紫色のクオリア うえお久光

紫色のクオリア (電撃文庫)

紫色のクオリア (電撃文庫)

人がメカメカしくみえる女の子とその友人を扱った良いSFでした。

科学に関する雑学がよく出てきまして、そのあたりの敷居の高さが素人を拒むとかそういう議論がラノベサイト界隈では行われていましたね。
僕は理系な人間なんで科学に関することなんかはよく知っていまして、あんまりこの敷居の高さを実感することはできないのですが、自分の苦手な歴史ものに話に置き換えれば、敷居を感じる人の気持ちがわかるのかもしれません。

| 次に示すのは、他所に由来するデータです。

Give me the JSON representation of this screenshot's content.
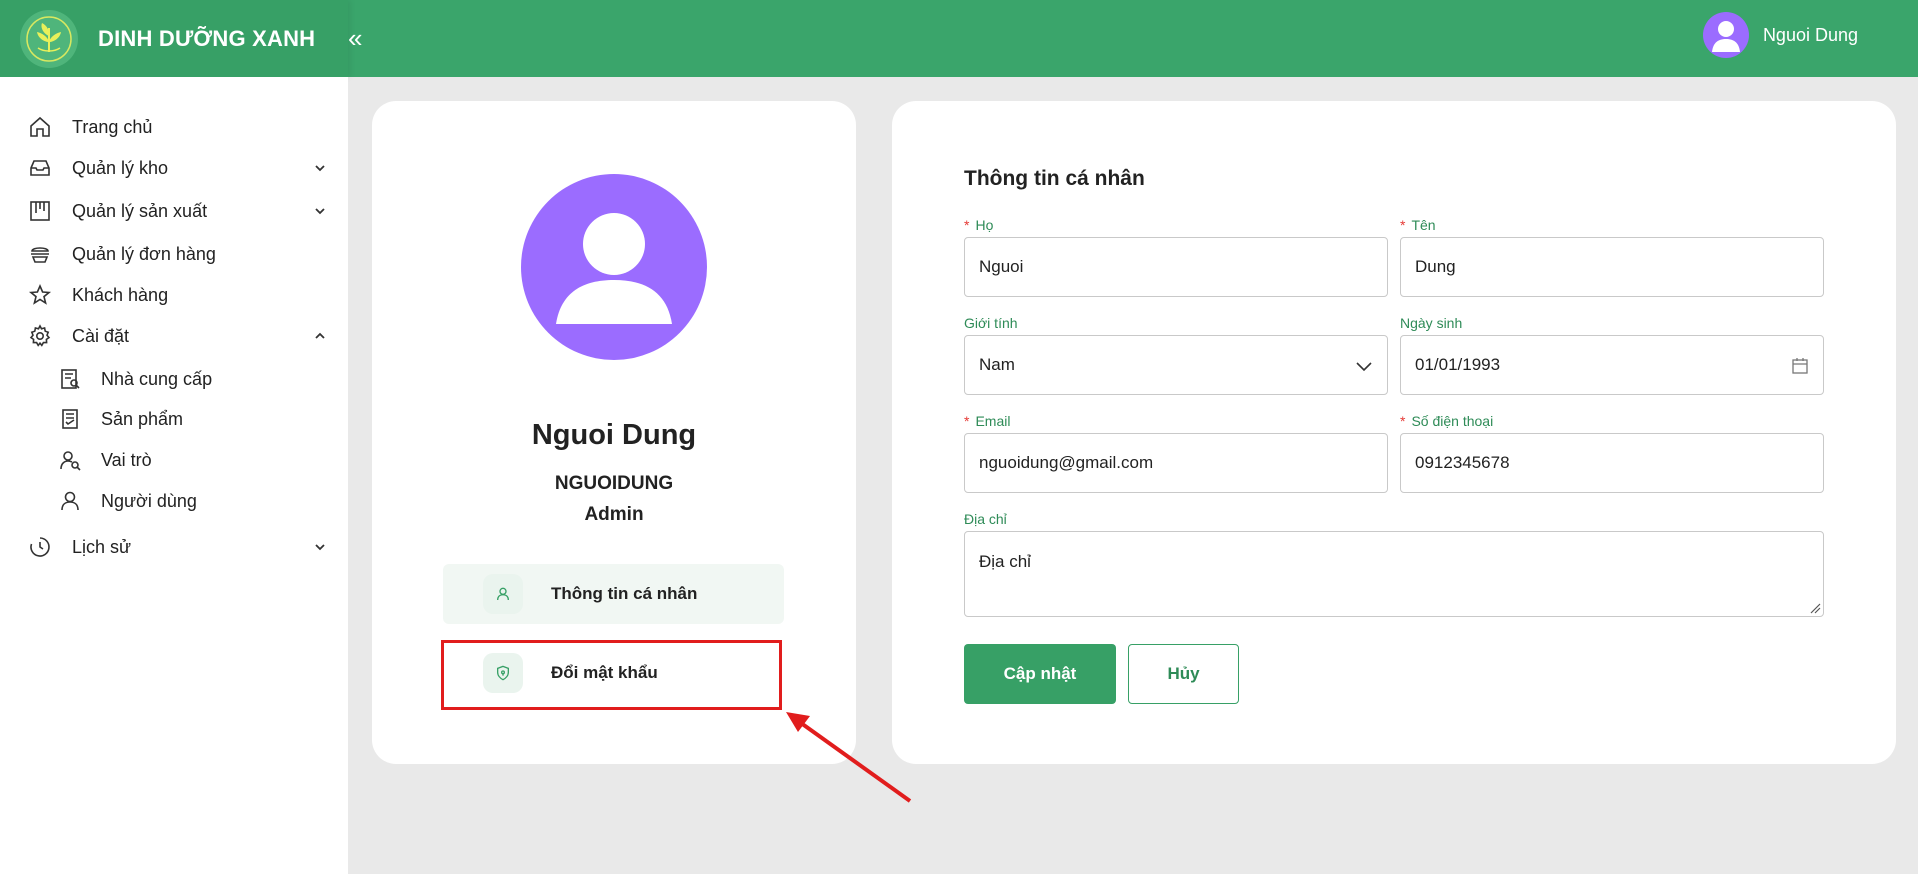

個人的には吉永ふみの大奥レベルだとかなり楽しめますね。やっぱり徳川とかそういう有名どころだっていうのが大きいかも。もっとマイナーな話だと確かに知識がなくて楽しめないってこともありそうです。

紫のクオリアに話を戻しますが、この小説のひとつのテーマというのは”自分の感じた気持ち、自分の感じたこと”を大切にするっていうことで、そのギミックとしてクオリアを用いているわけですね。ちょっと構造は違うかもしれませんが、とある魔術の禁書目録なんかでは量子力学を用いて、”いろんな可能性の中から自分が観測したものが真実になる”的な感じで超能力を正当化しているのに似ているかもしれません。パッと例は思いつかないですけど、この量子力学方式はよくあるような気がしますね。それにくらべるとクオリアというのは面白いオリジナリティのあるアイデアだと思います。

本の感想としては、身近な変な人レベルの話が壮大なSFに変わっていく様は非常に見事で僕はものすごく楽しめました。僕が著者のうえお久光が好きってこともあるのですが、それを抜きにしてもお勧めできる名作だと思います。